Four awards given to those who improve Davis community
Four community members and organizations accepted the Thong Hy Huynh awards for their involvement in helping improve the Davis community on Tuesday, May 15. These recipients received awards in four categories: civil rights advocacy, community involvement, young humanitarians and lifetime achievement.
The Thong Hy Huynh awards are presented each year in memory of the death of Thong Hy Huynh, a former Davis High School student who was stabbed at the school in a racially motivated incident. After his death in 1983, the award was established to raise awareness of social justice issues in the community of Davis. This award is presented each year to community members and organizations that advocate for diversity, community, social justice and equal rights. The Davis Human Relation Commission leads the nomination process.

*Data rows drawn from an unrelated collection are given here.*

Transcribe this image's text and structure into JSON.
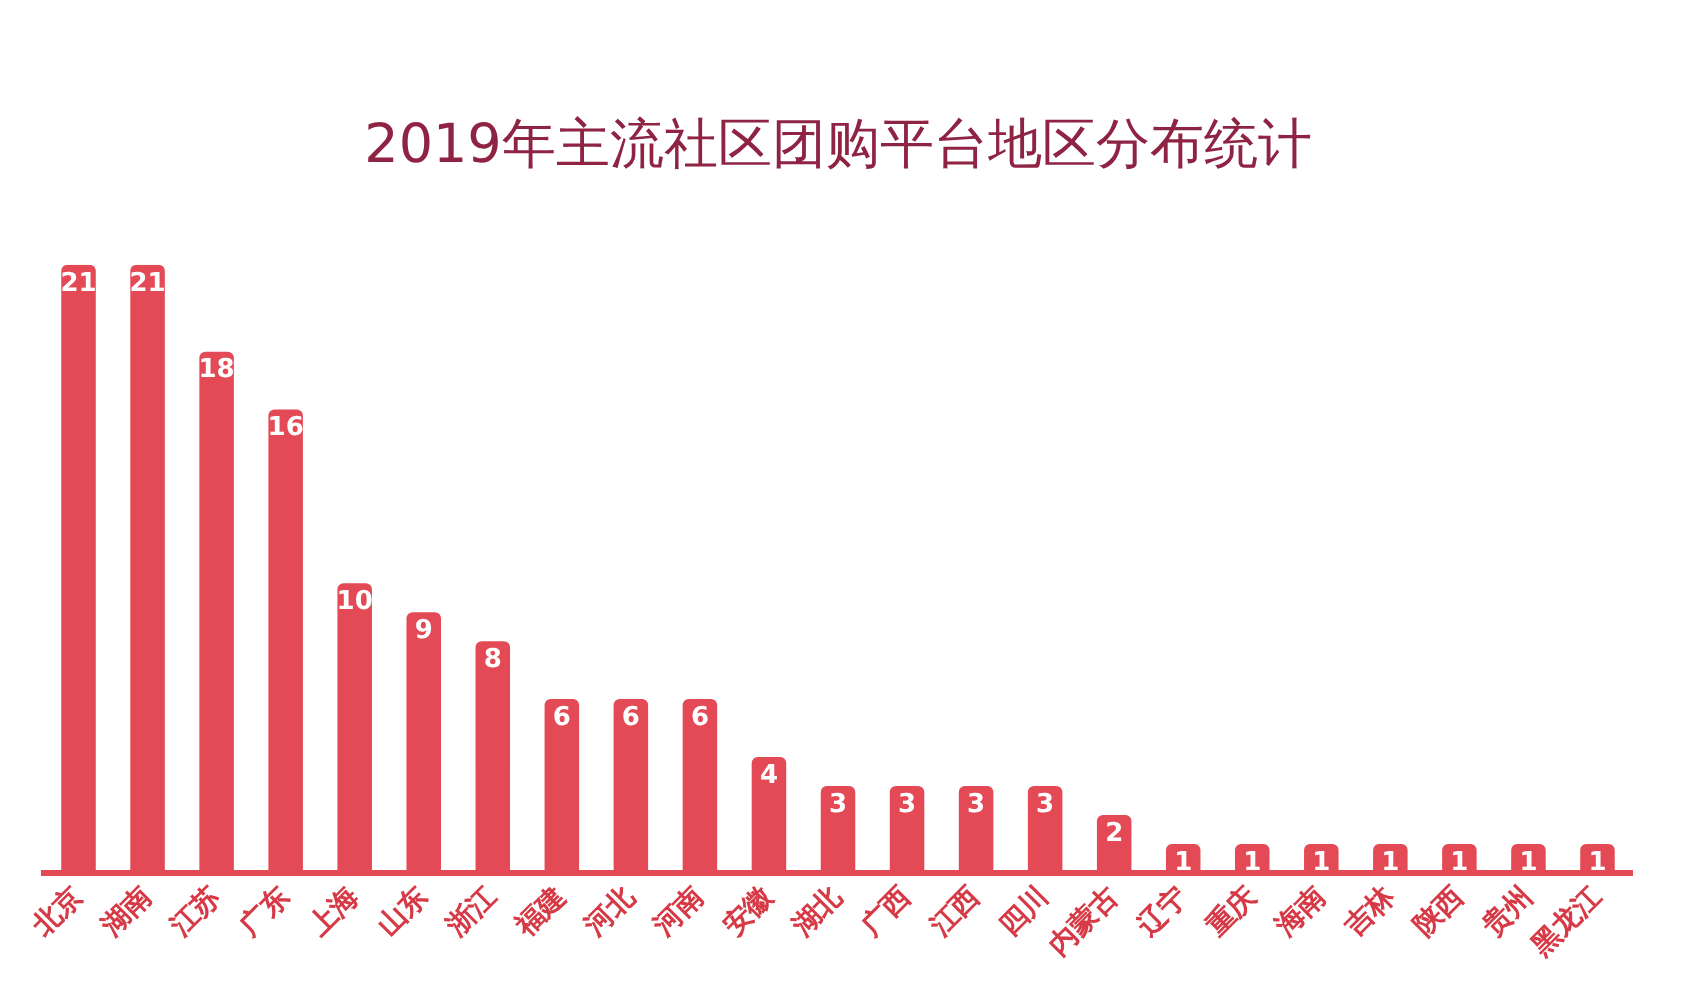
{
  "chart_data": {
    "type": "bar",
    "title": "2019年主流社区团购平台地区分布统计",
    "categories": [
      "北京",
      "湖南",
      "江苏",
      "广东",
      "上海",
      "山东",
      "浙江",
      "福建",
      "河北",
      "河南",
      "安徽",
      "湖北",
      "广西",
      "江西",
      "四川",
      "内蒙古",
      "辽宁",
      "重庆",
      "海南",
      "吉林",
      "陕西",
      "贵州",
      "黑龙江"
    ],
    "values": [
      21,
      21,
      18,
      16,
      10,
      9,
      8,
      6,
      6,
      6,
      4,
      3,
      3,
      3,
      3,
      2,
      1,
      1,
      1,
      1,
      1,
      1,
      1
    ],
    "color": "#e34a55",
    "data_labels": true,
    "tick_labels": "x"
  }
}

The civil rights advocacy award was presented to Wendi Counta, the executive director of the Progress Ranch. This award was given to an individual that the Humans Rights Commision felt helped the disadvantaged and disempowered in the community. Counta and Progress Ranch give boys ages 8 to 14 facing homelessness a temporary home. Progress Ranch provides professional mental health assistance to the boys while also maintaining a homelike environment.
“I’m surrounded by people who are passionate about what we do, and we have a wonderful program here in Davis and it stands out in this field,” Counta said. “I am strengthened daily by the resiliency of the boys that we work with, and there’s nothing like having the Davis community to support our boys. They really change because of our community and how much they […] support them.”
The community involvement award was presented to Greg Wolfe, a rabbi who has been an interfaith leader in the Davis community for over 20 years. Wolfe received his award for promoting positive human relations, equal opportunities and civil rights in Davis. His congregation consists of over 260 families.
“To be able to be honored for something you had really loved to do and is so important […] there’s really no words to express what that means,” Wolfe said. “I am so proud of [the] community for the work that we’ve done in building bridges between the two communities and of course there is a lot more work to be done.”
The next award that was presented was the Young Humanitarian Award to the Student Solidarity Task Force. The group was formed in Fall 2014 as a response to incidents of racism, homophobia and anti-Semitism. The group consists of people from many racial and ethnic backgrounds. One of the reasons that the SSTF was presented the award was through six panel discussions, in which minority groups spoke about their experiences in the Davis educational spaces.
“The students of the SSTF embody some of the best of this generation,” said Will Arnold, Davis city councilmember. “A sense of responsibility based on personal experience, universal well-being and an approach to change that insists that our capacity to listen to all voices and perspectives directly affects our ability to solve all of the problems of the present and of the future.”
The lifetime achievement award was presented to Gwyneth Bruch, a Davis High School teacher. The award is given to someone for their significant civil rights efforts over a long period of time in Davis. One of the reasons that Bruch was given the award was because she put on drama productions that highlighted social justice issues.
“When several incidents of hate occured on the DHS campus this fall, [Bruch] announced that she would be looking for a production that would help the community understand and process events that are both well understood and difficult to reconcile,” said Lucas Frerichs, a Davis city councilmember. “[Bruch] embodies so much of what the Thong Hy Huynh award is intended for: abiding personal and professional commitment to justice and civil rights.”